Rome Journal: A Hearse Pulls Up to Glorioso


                                   photo: FLevy
A Mercedes hearse pulled up on the Viale Gloriso, a cul-de-sac which leads to an auspicious set of steps  New Yorkers are more inured to the old Cadillac hearses. A brand new Mercedes hearse is almost too styish for its mordant task. There was no coffin in the hearse, which attracted the attention of onlookers sitting outside  the narrow bistro, abutting a store selling bespoke sneakers. Was the hearse there to pick up a body or was the driver simply cruising through the neighborhood after finishing a job? Pretty soon the presence of the hearse became normalized. As no body was forthcoming, life soon returned to normal. The owner of the Tabacchi at the corner of Glorioso and Dandolo, which is always crowded due to its size, sits behind the kind of bullet proof window that you find in pawn shops or short stay motels back in the States. Along with the cigarettes, lottery tickes and bus passes that such vest-pocket stores specialize in, the padrone seems to do a brisk business in crucifixes. If the hearse had been come to pick up a body, the grieving family might have availed themselves of the kind of religious items that come in handy during times of crisis. The owner of the Tabacchi wore thick glasses and seldom looked up from his cash register, but the crosses gave him a beatific air. As a customer handed over a 20 Euro bill for their purchase, they knew they were dealing with someone who had said their Hail Marys and would hence fork up the correct change. If the hearse driver smoked, he might have picked up a pack of the popular MS brand of smokes on his way to his next funeral.

read "Died Young" by Francis Levy, The Brooklyn Rail

and listen to "Function at the Junction" by Shorty Long

Monday, January 23, 2023

Rome Journal: Empire

Edward Gibbon by Joshua Reynolds

Vladimir Putin has a nostalgia for Imperial Russia—the Russia of Peter the Great. But where did the idea of empire, as an aspiration, emanate from. In ancient Greece, there were the Peloponnisian Wars which derived from the isthmus of that name, but the landgrab was intramural and primarily between Athens and Sparta. Justinian led the Byzantine Empire which eventually became the province of Kamel Atataturk. Russia is the largest country in terms of land mass and the U.S.S.R is a powerful magnet, some might say a black hole, that quickly acquired many satellites including Georgia, Belarus, Ukraine and Chechnya.

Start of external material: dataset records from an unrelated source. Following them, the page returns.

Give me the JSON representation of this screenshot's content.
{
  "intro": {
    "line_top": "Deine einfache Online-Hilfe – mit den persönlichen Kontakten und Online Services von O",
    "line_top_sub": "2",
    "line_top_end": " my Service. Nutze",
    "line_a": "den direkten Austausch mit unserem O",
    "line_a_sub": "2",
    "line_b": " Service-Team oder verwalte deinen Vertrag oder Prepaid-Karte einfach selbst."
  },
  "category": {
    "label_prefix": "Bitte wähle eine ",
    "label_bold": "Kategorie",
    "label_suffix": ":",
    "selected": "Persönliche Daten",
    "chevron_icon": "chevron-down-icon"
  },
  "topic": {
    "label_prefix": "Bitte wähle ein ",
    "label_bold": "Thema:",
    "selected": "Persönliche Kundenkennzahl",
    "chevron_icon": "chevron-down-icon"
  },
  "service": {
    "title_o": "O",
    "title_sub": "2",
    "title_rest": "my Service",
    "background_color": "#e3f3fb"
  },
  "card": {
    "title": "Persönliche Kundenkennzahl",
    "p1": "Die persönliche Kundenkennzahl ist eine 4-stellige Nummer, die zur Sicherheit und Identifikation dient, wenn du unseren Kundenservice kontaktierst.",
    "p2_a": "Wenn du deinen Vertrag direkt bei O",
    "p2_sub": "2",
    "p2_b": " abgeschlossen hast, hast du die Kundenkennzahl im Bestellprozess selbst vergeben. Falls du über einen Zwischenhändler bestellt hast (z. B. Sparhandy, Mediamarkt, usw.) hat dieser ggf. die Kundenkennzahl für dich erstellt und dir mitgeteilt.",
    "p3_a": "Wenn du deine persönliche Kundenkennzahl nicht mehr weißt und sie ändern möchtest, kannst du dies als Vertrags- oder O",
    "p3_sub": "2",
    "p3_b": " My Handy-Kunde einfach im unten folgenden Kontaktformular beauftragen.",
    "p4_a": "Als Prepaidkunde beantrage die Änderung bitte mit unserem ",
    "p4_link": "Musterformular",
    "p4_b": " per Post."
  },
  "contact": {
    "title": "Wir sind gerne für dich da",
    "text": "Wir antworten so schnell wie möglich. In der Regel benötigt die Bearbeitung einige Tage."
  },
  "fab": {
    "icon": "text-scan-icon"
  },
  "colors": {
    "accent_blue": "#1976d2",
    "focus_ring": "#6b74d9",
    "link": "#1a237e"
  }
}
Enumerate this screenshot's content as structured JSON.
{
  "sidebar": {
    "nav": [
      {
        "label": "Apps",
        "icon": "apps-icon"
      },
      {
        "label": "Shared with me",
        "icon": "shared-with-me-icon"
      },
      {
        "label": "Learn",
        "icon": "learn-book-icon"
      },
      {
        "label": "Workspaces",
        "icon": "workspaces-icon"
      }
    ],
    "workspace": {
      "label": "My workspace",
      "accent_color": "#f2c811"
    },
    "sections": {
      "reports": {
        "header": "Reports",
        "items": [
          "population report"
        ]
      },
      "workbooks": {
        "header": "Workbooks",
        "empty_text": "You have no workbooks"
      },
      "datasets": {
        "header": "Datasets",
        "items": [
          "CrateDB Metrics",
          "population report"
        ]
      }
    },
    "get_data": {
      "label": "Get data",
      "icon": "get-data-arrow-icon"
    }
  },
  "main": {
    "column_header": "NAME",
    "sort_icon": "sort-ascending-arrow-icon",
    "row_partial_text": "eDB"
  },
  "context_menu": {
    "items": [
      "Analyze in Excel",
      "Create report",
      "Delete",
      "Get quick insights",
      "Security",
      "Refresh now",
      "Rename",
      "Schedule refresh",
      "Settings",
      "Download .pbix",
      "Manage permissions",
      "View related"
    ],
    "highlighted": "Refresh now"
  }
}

The Third Reich or “realm” derived from the claim that Germany’s rights went back to Charlemagne and the Holy Roman Empire in 800. But it's the Roman Empire, the thousand years of Rome that's left the most indelible imprint on the historical imagination. Hard to beat the l000 years of Rome. Why empire to begin with? To fill the coffers of the few? To gratify the need for a greater cause? To feel benighted by God in a crusade? Is empire itself merely an expression of the hubris, the stuff from which the dramatic form of tragedy would derive? Shelly’s “Ozymandias” addressed the vanity of human wishes. However, are the ruins of Rome a concession to anything but time itself? The History of the Decline and Fall of the Roman Empire is the six volume work by Edward Gibbon devoted to this very question. And BTW, what are ruins? In Rome, the ruins of the past evince a sublimity and beauty that's a power in itself.